How to tell if my moog is 100% in tune and good?

In a Moog Mood? Here's a forum for discussion of general Moog topics.
Post Reply
Jaythejunkie
Posts: 51
Joined: Thu Jan 08, 2015 7:09 pm

How to tell if my moog is 100% in tune and good?

Post by Jaythejunkie » Thu May 07, 2015 7:30 pm

Si Iv spent the past month referbishing my moog, cleaning pots and rebuilding the keybed.

But as I have noticed 100% of my knobs do work and ossolitors work.

Now the brass tax, how can I tunbe my moog to a plain saw wave or something?
Iv looked on ebay and none showing detailed knobs for the sound.

I get a really moogy gritty nasty tone. A brutal analog sound only.

Example this?
https://www.youtube.com/watch?v=Excq6SQgFL4

Mine is a box of hellish chain saws that self ossolate into hell and back.

I have so much to learn! man 60 days of buying parts and today its totally working!

thank you!

User avatar
thealien666
Posts: 2791
Joined: Mon Nov 14, 2011 8:42 pm
Location: Quebec, Canada

Re: How to tell if my moog is 100% in tune and good?

Post by thealien666 » Fri May 08, 2015 12:58 pm

There is no adjustment for waveform shape (but they sound ok to me in this video, even though the sound was coming from the camera microphone instead of directly recorded from the Mini :roll: ).

The only thing obvious is that your Mini D needs to be properly retuned and recalibrated (oscillators not tracking very well).

Use a guitar tuner (or any digital piano, or keyboard to compare the pitch of each note with).

The calibration procedure can be found in the user manual, as well as the service manual.
Moog Minimoog D (1975)
DSI OB6
DSI Prophet REV2
Oberheim Matrix-6
Ensoniq SQ-80
Korg DW8000
Behringer DeepMind 12
Alesis Ion

Jaythejunkie
Posts: 51
Joined: Thu Jan 08, 2015 7:09 pm

Re: How to tell if my moog is 100% in tune and good?

Post by Jaythejunkie » Fri May 08, 2015 1:07 pm

thanks! its not my moog in the video but from taking on an "Attic classic" moog that was damaged I think im doing good so far!
:D

So far my moog has a really grainy guitar tone, and the classic spaceship star trek sounds.
My hope is to get the basics done and some cosmetics, new plates and jacks then sent it out to get calibrated in Oakland Ca. :mrgreen:

Hay all I know is all the knobs work and make changes!
Other then that I cant make a really pure tone like my Alesis Andromeda. (or my K2600 for that matter)

Just a very grainey "Boat motor" or Modular sounding bass synth.

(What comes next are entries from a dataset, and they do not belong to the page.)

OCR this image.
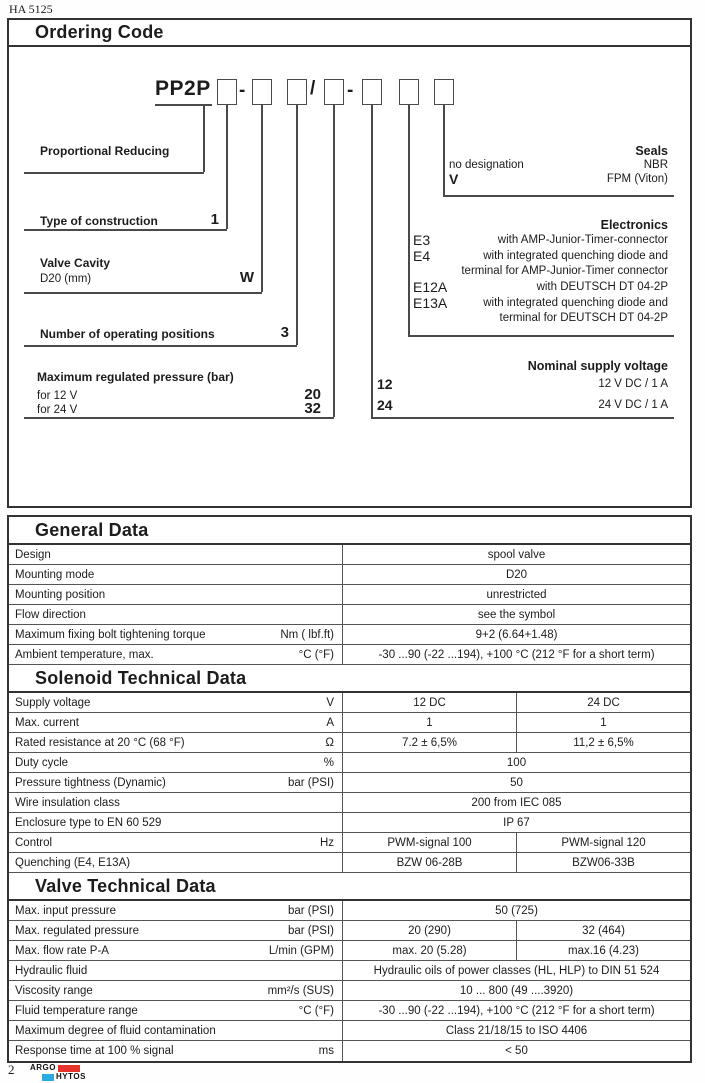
HA 5125
Ordering Code
PP2P -	/ -
Proportional Reducing
Type of construction	1
Valve Cavity
D20 (mm)	W
Number of operating positions	3
Maximum regulated pressure (bar)
for 12 V	20
for 24 V	32
Seals
no designation	NBR
V	FPM (Viton)
Electronics
E3	with AMP-Junior-Timer-connector
E4	with integrated quenching diode and
terminal for AMP-Junior-Timer connector
E12A	with DEUTSCH DT 04-2P
E13A	with integrated quenching diode and
terminal for DEUTSCH DT 04-2P
Nominal supply voltage
12	12 V DC / 1 A
24	24 V DC / 1 A
General Data
Design	spool valve
Mounting mode	D20
Mounting position	unrestricted
Flow direction	see the symbol
Maximum fixing bolt tightening torque	Nm ( lbf.ft)	9+2 (6.64+1.48)
Ambient temperature, max.	°C (°F)	-30 ...90 (-22 ...194), +100 °C (212 °F for a short term)
Solenoid Technical Data
Supply voltage	V	12 DC	24 DC
Max. current	A	1	1
Rated resistance at 20 °C (68 °F)	Ω	7.2 ± 6,5%	11,2 ± 6,5%
Duty cycle	%	100
Pressure tightness (Dynamic)	bar (PSI)	50
Wire insulation class	200 from IEC 085
Enclosure type to EN 60 529	IP 67
Control	Hz	PWM-signal 100	PWM-signal 120
Quenching (E4, E13A)	BZW 06-28B	BZW06-33B
Valve Technical Data
Max. input pressure	bar (PSI)	50 (725)
Max. regulated pressure	bar (PSI)	20 (290)	32 (464)
Max. flow rate P-A	L/min (GPM)	max. 20 (5.28)	max.16 (4.23)
Hydraulic fluid	Hydraulic oils of power classes (HL, HLP) to DIN 51 524
Viscosity range	mm²/s (SUS)	10 ... 800 (49 ....3920)
Fluid temperature range	°C (°F)	-30 ...90 (-22 ...194), +100 °C (212 °F for a short term)
Maximum degree of fluid contamination	Class 21/18/15 to ISO 4406
Response time at 100 % signal	ms	< 50
2 ARGO
HYTOS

Ill make a video when I get the power cord done.

THIS tutorial should get me going!!!
https://www.youtube.com/watch?v=HtRvFyw8cYA

atomicsynth
Posts: 49
Joined: Tue May 05, 2015 12:33 pm

Re: How to tell if my moog is 100% in tune and good?

Post by atomicsynth » Sun Jun 14, 2015 10:41 am

Jaythejunkie wrote: Other then that I cant make a really pure tone like my Alesis Andromeda. (or my K2600 for that matter)
The Andromeda's oscillators are at least part digital. The K2600 is all digital. The K2600's oscillators have digital aliasing noise clearly heard at high frequencies. Your Moog has all analog oscillators that will drift and have other highly desirable artifacts.

I think you need to perform a complete by the service manual (assuming you have one) calibration. You may need to acquire a 4 1/2 digit dvm (amazon) to do the calibration. Since I read in this thread there are no trimmer adjustments for waveform shape you shouldn't need a scope.

I suspect your filter needs to be calibrated also.

Do it from the manual and not you tube is my suggestion or take it to a reputable tech to have the whole synth calibrated if you don't know what you are doing, which is how it reads to me.

Jaythejunkie
Posts: 51
Joined: Thu Jan 08, 2015 7:09 pm

Re: How to tell if my moog is 100% in tune and good?

Post by Jaythejunkie » Sun Jun 14, 2015 2:17 pm

hi I had pretty much every singlet thing on all at once.
Making a wonderful muddy boat motor tone.

I turned everything off, then turned each rocker switch on one at a time making a pretty nice sound.
:mrgreen:

Its the old cant get this think out of first gear disorder.